The law school kicked off Diversity Awareness Week with an event honoring an accomplished advocate of equality and law school board member, Judge Louis H. Pollak of the U.S. District Court, Eastern District of Pennsylvania. Following opening remarks by Dean Roger Dennis, Naomi McLaurin, the director of diversity for the Philadelphia Bar Association, spoke about the importance of diversity in the law. McLaurin specifically noted the contribution of men like Pollak to promote racial and gender diversity in a field that was once dominated almost entirely by white males. After McLaurin’s remarks, event organizer and Co-President of the law school’s Latin American Law Student Association, Tanishka Cruz, presented Pollak with the inaugural Earle Mack School of Law Diversity Award, recognizing his enormous contribution to diversity in the law.

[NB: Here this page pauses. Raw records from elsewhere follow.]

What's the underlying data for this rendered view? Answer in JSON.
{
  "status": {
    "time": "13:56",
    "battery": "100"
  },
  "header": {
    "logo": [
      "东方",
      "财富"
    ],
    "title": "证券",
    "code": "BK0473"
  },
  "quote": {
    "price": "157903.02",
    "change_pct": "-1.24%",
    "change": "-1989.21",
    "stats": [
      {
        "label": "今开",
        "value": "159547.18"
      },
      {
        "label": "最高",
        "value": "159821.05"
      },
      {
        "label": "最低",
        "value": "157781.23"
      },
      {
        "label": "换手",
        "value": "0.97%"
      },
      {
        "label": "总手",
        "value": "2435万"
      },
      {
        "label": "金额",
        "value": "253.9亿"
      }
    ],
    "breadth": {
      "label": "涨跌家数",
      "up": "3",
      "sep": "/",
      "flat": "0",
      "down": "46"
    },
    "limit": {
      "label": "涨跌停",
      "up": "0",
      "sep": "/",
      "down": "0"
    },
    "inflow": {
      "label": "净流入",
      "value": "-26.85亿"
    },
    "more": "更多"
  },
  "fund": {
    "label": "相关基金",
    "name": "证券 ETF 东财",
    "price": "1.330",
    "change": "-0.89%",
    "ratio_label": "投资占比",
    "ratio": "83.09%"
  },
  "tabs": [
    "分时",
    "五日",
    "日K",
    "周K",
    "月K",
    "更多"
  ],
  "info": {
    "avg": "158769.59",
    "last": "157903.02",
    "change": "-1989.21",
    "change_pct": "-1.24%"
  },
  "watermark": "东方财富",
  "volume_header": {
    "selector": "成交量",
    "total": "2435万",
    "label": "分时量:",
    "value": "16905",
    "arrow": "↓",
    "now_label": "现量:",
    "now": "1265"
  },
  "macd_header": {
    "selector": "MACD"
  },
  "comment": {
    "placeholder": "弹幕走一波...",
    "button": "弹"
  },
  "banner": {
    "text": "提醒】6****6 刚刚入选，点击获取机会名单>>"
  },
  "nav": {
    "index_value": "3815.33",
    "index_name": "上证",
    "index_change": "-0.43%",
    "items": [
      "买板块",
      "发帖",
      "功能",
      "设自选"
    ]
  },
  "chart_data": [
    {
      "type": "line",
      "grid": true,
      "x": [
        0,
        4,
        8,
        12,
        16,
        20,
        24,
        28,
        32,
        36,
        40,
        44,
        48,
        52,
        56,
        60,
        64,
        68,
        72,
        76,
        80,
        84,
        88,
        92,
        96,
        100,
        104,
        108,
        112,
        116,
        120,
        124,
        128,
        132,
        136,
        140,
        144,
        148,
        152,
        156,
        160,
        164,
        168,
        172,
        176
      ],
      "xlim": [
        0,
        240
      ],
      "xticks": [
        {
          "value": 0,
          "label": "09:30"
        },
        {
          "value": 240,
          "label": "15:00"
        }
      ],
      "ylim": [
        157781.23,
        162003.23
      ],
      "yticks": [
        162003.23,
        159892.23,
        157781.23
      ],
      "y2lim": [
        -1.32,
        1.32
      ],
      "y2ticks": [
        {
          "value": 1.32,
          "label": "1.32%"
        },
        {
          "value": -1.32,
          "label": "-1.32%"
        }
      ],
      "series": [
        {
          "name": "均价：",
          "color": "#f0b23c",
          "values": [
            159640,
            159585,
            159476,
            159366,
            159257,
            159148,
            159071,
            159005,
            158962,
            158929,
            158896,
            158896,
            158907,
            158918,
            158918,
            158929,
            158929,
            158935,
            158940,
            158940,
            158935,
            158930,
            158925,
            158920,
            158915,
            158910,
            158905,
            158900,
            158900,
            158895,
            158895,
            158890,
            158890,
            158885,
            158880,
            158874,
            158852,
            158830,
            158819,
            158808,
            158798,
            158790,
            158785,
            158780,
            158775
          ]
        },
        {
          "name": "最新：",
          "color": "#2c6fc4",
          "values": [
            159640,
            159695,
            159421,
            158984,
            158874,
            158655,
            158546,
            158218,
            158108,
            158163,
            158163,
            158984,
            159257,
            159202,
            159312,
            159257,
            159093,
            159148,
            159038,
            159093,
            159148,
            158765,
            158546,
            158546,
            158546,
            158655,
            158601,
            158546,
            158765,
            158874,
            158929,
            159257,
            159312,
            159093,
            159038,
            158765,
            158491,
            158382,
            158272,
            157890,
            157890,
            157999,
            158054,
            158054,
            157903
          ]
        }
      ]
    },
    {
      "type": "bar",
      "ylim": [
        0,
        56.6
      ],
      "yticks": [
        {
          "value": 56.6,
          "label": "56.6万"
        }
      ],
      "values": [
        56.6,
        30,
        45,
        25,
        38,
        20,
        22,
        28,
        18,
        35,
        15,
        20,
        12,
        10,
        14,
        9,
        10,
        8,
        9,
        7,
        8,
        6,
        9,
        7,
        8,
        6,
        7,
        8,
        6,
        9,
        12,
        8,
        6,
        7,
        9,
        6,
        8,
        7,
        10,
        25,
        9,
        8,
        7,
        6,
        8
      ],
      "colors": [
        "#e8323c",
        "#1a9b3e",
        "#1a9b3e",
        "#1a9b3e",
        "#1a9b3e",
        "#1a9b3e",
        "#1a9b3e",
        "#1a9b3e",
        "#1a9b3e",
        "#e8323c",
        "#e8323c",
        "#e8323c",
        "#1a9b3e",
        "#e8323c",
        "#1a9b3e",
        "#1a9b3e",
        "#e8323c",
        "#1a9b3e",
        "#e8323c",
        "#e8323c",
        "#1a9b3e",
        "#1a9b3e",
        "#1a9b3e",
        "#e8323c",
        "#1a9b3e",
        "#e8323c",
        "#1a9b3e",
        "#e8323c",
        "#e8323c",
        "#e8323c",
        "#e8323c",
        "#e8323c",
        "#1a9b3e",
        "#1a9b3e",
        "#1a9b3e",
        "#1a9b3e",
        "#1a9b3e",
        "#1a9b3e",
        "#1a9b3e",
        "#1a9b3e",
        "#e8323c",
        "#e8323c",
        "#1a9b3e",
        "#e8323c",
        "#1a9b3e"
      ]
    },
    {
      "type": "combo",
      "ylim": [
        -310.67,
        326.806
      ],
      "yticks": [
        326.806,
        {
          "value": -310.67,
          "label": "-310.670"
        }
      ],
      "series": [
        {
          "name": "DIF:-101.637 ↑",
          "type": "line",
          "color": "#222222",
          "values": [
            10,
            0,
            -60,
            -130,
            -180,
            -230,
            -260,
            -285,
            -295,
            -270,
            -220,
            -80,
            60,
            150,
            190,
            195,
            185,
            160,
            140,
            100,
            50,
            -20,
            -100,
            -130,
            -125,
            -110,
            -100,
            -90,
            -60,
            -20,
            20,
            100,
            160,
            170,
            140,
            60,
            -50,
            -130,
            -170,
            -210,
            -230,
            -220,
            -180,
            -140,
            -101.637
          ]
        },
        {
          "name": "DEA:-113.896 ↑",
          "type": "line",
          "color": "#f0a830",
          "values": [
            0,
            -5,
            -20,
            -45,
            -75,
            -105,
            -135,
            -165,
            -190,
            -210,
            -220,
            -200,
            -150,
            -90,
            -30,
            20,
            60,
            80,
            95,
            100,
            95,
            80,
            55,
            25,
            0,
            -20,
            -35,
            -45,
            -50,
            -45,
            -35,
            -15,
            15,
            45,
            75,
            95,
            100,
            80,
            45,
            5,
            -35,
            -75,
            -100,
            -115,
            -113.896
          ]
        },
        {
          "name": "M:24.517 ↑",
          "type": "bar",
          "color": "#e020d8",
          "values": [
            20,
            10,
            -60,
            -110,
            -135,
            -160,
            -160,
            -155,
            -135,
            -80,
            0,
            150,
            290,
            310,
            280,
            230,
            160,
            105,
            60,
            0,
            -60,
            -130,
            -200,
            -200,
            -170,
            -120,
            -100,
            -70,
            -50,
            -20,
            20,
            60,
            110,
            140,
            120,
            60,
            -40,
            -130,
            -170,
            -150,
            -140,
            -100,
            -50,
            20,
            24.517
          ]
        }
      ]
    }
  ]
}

Pollak recounted his firsthand experiences, focusing on the contributions of his former colleague, William Thaddeus Coleman, Jr., the first African American to serve as a U.S. Supreme Court law clerk. Pollak described Coleman’s role as one of the drafters of the legal brief submitted to the U.S. Supreme Court in Brown v. Board of Education, the landmark Supreme Court case finding racial segregation in schools unconstitutional.
Like Coleman, Pollak had been involved in Brown. As a young attorney, Pollak provided counsel to the NAACP, the entity that represented the plaintiffs in Brown. Pollak worked under the direction of Thurgood Marshall, then lead attorney for NAACP in Brown and, later, the first African American U.S. Supreme Court Justice. By the time the NAACP submitted its brief in Brown, Pollak had moved on to the U.S. State Department. However, even as an attorney for the State Department, he stayed involved in the case, making requested revisions to the Brown brief. Having helped craft the brief which convinced the Supreme Court to end racial segregation in schools, Pollak has had a significant impact on U.S. constitutional jurisprudence, and on equality and diversity in general.
Pollak concluded his remarks by stating that the law school’s core strengths, such as its promotion of diversity, gives him great confidence that it will continue to produce attorneys that exemplify the highest ideals of the profession.